High-resolution purity analysis of the srRNA under optimized conditions: The electropherogram at the top of Figure 1 was obtained with the srRNA sample using the optimized conditions. The srRNA sample was treated at 65°C for 5 minutes before injection at 1 kV for 2 seconds and separation at 9 kV by CGE-LIF in the denaturing dsDNA 1000 gel. The srRNA main product was well separated from the impurities, facilitating data analysis for purity assessment. This separation quality was an advantage, as the impurities in the same sample separated by agarose gel electrophoresis were detected as smears that were poorly separated from the main product (data not shown). The CPA% of the main product was 51.1% by CGE-LIF. This purity level was consistent with the expectations for a research-grade srRNA sample. The lower trace in Figure 1 displays the electropherogram obtained with the ssRNA ladder, showing the high-resolution separation of the standard fragments, except for the 7 kb and 9 kb standards. Based on our experience, the resolution between these 2 standard fragments did not closely correlate to the resolution between the srRNA main product and its impurity peaks. The optimal conditions were selected solely based on results obtained with the srRNA sample.

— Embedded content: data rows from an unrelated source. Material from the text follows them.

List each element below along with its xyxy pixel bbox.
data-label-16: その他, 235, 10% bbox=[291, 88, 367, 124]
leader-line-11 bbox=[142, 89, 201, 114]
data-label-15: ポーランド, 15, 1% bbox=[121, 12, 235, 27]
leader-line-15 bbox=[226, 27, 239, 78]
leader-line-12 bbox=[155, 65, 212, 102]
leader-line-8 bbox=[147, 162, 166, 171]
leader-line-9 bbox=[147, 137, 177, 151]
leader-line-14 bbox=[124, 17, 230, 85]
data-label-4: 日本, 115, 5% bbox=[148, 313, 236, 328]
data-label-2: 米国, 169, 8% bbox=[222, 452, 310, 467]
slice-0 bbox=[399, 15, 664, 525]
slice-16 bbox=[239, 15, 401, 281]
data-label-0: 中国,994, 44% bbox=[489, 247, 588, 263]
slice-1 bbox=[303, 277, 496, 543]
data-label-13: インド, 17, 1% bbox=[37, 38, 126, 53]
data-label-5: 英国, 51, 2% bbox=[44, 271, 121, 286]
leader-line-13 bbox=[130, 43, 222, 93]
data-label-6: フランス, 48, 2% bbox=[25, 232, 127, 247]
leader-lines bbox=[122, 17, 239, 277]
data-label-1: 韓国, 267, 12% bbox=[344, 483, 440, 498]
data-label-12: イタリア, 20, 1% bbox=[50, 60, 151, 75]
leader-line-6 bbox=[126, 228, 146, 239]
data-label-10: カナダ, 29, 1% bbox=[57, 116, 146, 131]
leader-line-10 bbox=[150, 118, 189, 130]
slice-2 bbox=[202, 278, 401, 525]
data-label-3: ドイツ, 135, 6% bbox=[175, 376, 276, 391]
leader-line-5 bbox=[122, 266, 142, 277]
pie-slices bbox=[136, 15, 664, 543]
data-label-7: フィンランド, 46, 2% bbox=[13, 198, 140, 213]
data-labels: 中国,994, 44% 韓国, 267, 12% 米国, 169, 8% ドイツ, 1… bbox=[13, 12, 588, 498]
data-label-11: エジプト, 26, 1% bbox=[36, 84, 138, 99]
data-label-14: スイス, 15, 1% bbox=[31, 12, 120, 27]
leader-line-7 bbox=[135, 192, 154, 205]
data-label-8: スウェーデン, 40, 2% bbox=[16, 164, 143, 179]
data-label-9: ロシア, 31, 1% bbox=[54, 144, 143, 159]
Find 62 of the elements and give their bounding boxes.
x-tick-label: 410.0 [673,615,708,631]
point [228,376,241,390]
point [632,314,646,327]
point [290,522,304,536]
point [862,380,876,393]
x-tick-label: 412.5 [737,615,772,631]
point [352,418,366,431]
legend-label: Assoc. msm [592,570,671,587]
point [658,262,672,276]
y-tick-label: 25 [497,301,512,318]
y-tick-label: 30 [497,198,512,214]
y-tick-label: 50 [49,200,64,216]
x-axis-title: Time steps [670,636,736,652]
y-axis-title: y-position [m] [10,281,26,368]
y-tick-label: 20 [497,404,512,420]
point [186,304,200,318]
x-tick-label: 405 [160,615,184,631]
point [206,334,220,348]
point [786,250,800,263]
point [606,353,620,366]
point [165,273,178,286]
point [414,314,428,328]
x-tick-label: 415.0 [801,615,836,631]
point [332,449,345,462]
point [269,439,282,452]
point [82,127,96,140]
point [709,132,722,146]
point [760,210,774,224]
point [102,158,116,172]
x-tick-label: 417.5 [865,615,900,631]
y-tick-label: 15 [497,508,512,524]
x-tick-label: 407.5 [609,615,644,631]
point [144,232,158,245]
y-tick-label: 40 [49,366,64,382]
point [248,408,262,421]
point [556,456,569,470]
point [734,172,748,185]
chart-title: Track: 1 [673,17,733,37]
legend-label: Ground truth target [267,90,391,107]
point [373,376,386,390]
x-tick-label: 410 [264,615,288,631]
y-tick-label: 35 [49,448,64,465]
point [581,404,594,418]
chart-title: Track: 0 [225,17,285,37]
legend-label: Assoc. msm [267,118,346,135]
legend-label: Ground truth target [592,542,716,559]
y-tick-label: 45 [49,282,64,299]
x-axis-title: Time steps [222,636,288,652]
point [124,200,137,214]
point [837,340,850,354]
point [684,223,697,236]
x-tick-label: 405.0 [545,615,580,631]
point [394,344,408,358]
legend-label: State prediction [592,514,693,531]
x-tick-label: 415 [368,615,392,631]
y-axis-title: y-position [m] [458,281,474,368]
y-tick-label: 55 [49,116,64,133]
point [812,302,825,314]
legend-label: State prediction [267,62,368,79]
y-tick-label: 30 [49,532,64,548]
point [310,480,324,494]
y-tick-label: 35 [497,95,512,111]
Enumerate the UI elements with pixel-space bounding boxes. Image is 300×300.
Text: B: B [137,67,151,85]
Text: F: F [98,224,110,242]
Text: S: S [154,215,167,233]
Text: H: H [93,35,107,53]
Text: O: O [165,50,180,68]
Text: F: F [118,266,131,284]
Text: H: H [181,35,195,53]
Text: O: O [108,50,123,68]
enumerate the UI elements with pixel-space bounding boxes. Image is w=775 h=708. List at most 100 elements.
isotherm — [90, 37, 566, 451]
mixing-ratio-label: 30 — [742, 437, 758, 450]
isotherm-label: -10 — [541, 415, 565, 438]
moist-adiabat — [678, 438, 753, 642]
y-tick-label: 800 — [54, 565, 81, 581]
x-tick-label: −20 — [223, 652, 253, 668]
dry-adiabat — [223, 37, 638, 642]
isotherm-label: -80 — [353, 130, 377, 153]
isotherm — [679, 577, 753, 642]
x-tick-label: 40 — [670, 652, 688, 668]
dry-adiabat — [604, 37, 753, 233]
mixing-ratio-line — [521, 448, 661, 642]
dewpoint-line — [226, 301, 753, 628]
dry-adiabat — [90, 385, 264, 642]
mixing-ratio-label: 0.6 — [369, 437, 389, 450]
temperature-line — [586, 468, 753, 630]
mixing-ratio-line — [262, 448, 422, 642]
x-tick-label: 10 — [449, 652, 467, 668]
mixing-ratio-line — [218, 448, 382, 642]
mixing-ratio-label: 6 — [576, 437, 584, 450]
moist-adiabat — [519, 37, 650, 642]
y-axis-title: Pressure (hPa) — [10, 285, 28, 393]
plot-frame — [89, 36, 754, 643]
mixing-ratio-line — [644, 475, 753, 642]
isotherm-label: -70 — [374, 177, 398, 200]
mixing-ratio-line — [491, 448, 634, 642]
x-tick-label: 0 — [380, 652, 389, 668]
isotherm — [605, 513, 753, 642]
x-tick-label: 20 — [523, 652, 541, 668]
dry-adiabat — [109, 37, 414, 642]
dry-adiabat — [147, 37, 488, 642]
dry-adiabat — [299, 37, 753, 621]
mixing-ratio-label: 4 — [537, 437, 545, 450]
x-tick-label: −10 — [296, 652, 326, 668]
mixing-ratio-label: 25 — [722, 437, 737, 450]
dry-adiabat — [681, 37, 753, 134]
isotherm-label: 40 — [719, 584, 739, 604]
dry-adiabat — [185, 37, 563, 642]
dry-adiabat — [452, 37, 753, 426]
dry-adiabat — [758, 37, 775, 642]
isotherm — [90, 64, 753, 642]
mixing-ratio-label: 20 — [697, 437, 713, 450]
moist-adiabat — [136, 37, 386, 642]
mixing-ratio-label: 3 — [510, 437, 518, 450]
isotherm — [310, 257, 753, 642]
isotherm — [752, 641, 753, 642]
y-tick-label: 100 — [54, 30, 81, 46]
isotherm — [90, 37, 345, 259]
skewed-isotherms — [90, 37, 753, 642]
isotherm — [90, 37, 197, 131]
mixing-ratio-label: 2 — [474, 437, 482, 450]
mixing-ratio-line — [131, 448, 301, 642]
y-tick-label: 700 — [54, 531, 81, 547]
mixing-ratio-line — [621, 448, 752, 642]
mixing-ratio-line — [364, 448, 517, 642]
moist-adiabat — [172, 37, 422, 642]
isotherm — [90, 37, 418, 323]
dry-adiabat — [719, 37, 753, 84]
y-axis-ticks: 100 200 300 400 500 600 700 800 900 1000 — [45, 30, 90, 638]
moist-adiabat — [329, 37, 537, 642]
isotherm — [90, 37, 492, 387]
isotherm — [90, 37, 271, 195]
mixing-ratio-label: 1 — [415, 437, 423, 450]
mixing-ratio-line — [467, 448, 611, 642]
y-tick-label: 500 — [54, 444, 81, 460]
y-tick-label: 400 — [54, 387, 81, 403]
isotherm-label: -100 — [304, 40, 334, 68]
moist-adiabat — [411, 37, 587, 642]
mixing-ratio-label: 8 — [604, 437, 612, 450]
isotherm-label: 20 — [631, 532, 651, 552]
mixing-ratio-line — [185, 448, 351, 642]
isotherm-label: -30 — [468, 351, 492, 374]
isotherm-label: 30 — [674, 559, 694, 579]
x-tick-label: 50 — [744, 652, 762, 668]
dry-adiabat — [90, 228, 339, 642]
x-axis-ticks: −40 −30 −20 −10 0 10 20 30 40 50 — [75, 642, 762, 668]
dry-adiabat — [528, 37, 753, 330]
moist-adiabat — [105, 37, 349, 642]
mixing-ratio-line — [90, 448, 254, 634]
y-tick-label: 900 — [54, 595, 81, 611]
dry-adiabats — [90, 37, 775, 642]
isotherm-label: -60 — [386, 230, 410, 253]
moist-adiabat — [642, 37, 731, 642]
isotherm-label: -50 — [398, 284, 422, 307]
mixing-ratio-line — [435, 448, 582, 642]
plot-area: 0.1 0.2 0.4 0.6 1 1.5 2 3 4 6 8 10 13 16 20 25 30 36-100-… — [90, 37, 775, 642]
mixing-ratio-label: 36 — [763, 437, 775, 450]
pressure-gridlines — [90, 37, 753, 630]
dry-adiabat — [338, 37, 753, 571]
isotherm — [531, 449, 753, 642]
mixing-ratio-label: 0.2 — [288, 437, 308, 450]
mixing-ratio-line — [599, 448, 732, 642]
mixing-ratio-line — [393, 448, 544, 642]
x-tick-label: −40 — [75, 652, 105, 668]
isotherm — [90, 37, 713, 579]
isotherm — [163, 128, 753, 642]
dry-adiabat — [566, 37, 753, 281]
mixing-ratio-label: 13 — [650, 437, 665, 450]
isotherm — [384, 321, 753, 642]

Excellent assay repeatability of srRNA analysis by CGE-LIF with electrokinetic and pressure injections: Assay repeatability was tested by 3 consecutive injections at 1 kV for 2 seconds from the same srRNA sample vial. Results in Figure 5A showed consistent peak profiles between all 3 injections. The migration times of the srRNA main product were identical in the 3 injections and the CPA% values for the main product were consistent for the 3 injections (Table 2), demonstrating excellent assay repeatability. Furthermore, another repeatability test was performed by 3 consecutive pressure injections at 0.5 psi for 5 seconds from the same srRNA sample vial. Results summarized in Figure 5B and Table 2 displayed consistent peak profiles, migration times and CPA% values of the srRNA main product, showcasing excellent assay repeatability with pressure injection. The signal obtained with pressure injection at 0.5 psi for 5 seconds was higher than that obtained with electrokinetic injections at 1 kV for 2 seconds of the same srRNA sample, possibly due to different amounts of the sample injected under the 2 conditions. However, the purity obtained from both injection modes was comparable. Therefore, users have the flexibility to choose either injection mode based on the characteristics of their samples. For example, pressure injection might be more suitable for in-process development samples than electrokinetic injection because a consistent amount of sample can be injected by pressure injection regardless of sample ionic strength. Furthermore, various sample stacking techniques can be explored when higher sensitivity is needed.

Conclusions
 

• A new CGE-LIF method was developed for the purity analysis of a 16 kb srRNA on the PA 800 Plus system, offering new tools to address challenges in analyzing large-sized RNA vaccines and therapeutics
• An optimized gel formulation suitable for analysis of a 16 kb srRNA was developed by a simple modification of a kit-based gel, enabling consistent assessment of srRNA quality 
• Similar results were obtained with electrokinetic and pressure injections, providing flexibility in srRNA analysis 
• High assay repeatability was demonstrated with RSDs in migration time and CPA% of <1.5% for the main srRNA product in multiple injections

References
 

1. Blakney AK et al. An update on self-amplifying mRNA vaccine development. Vaccines. 2021 9(2):97. 
2. Aliahmad, et al. Next generation self-replicating RNA vectors for vaccines and immunotherapies. Cancer Gene Therapy. 2023 30:785-793.
3. Myatt DP et al. Biophysical characterization of the structure of a SARS-CoV-2 self-amplifying RNA (saRNA) vaccine. Biol Methods Protoc. 2023 8(1):bpad001.
4. Luo J et el. Accurate analysis of double stranded DNA over an extended size range. 2019 SCIEX Technical Note. RUO-MKT-02-9967-A. 
5. Shen X et al. Size analysis of residual host cell DNA in cell culture-produced vaccines by capillary gel electrophoresis. 2013 Biologicals 41:201-208.